Deuxièmement, l’Appel demande la « création d'aires marines protégées et conservées en tant que sanctuaires pour l'avenir » ainsi que la protection de la vie marine, « symboles vivants de nos cultures ». Le texte appelle notamment à l’instauration d'un réseau de sanctuaires océaniques dans les zones économiques exclusives (ZEE) sous juridiction nationale dans le but de contribuer à la protection de 30% des habitats océaniques mondiaux. Il demande également « l'interdiction immédiate de toutes les pratiques nuisibles et destructrices, telles que le chalutage de fond, la pêche illégale, l'utilisation de dispositifs de concentration de poissons dérivants et l'extraction minière ».

L’Appel Te Reo O Te Moana souhaite aussi « promouvoir la pêche artisanale locale, un patrimoine vivant ». Les signataires préconisent ainsi la création de zones réservées à la pêche artisanale autour des îles et des côtes, afin d'assurer la durabilité et l'accès aux ressources marines. « Par ces pratiques, nous garantissons une alimentation saine, locale et respectueuse de l'environnement pour nos communautés », ajoutent-ils.

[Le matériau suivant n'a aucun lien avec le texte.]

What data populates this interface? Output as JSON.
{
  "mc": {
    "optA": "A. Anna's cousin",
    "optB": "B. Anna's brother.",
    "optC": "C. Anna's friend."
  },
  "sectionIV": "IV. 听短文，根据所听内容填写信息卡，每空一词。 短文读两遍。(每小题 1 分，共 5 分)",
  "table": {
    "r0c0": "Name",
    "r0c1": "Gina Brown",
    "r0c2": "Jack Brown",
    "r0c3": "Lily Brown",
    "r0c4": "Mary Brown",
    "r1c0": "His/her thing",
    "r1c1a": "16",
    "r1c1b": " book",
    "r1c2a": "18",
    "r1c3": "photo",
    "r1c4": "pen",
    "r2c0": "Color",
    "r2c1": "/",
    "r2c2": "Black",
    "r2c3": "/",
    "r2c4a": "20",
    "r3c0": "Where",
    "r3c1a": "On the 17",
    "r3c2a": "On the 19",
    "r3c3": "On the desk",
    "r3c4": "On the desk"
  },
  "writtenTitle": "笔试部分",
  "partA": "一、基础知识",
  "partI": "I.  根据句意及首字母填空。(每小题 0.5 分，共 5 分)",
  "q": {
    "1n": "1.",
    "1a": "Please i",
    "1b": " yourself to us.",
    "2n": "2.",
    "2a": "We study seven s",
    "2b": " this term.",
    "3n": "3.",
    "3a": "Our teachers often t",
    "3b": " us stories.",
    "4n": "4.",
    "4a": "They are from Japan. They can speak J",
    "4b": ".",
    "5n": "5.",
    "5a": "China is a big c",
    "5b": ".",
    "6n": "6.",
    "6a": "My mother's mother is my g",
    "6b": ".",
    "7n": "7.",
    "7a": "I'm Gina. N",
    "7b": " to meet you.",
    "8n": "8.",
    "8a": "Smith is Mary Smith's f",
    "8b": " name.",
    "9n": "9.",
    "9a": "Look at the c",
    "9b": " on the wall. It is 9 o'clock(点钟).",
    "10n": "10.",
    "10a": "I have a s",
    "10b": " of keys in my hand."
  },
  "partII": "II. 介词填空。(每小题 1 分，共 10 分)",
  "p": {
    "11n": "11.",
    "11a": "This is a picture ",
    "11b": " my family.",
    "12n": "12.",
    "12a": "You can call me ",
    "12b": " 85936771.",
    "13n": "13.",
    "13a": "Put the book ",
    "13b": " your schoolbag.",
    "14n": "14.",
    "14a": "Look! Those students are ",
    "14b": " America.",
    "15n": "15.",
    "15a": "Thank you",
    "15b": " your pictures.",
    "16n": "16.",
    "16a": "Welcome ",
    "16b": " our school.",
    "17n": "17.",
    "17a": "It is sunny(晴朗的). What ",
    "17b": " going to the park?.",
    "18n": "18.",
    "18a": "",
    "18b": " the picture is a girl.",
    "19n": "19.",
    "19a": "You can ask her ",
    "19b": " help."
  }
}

Quatrièmement, le document insiste sur la nécessaire prévention de l'exploitation minière des grands fonds, qui entraînent la perturbation d’écosystème fragiles et indispensables à la santé de l’océan. « Nous appelons à un moratoire immédiat ou à une pause de précaution, reconnaissant que les fonds marins ne doivent pas devenir une zone de destruction, honorant les valeurs de respect et de sagesse portées par nos ancêtres ».
Enfin, l’Appel encourage la communauté internationale à soutenir et mettre en œuvre l'Accord au titre de la Convention des Nations unies sur le droit de la mer sur la conservation et l'utilisation durable de la biodiversité marine des zones situées au-delà de la juridiction nationale (Accord BBNJ). Cela signifie l’adoption de « mesures claires qui protègent les écosystèmes critiques dans au moins 30% des zones situées au-delà des juridictions nationales, en lien et en cohérence avec les protections nationales ». Et les signataires de conclure : « Ensemble, nous affirmons que la protection de l'océan est une responsabilité sacrée. L'océan est notre passé, notre présent et notre avenir. Protégeons-le, ensemble, pour nos ancêtres, pour nous-mêmes et pour les générations à venir ».
Notons également qu’à l’occasion du sommet international SOS Océan, le 31 mars à Paris, le célèbre navigateur hawaïen Nainoa Thompson et le réalisateur polynésien Matahi Tutavae ont remis l’Appel Te Reo O Te Moana au président Emmanuel Macron et à Olivier Poivre d’Arvor, ambassadeur français pour les pôles et les enjeux maritimes, en charge de l’organisation de la troisième Conférence des Nations unies sur les océans (UNOC3), qui se déroulera à Nice en juin 2025.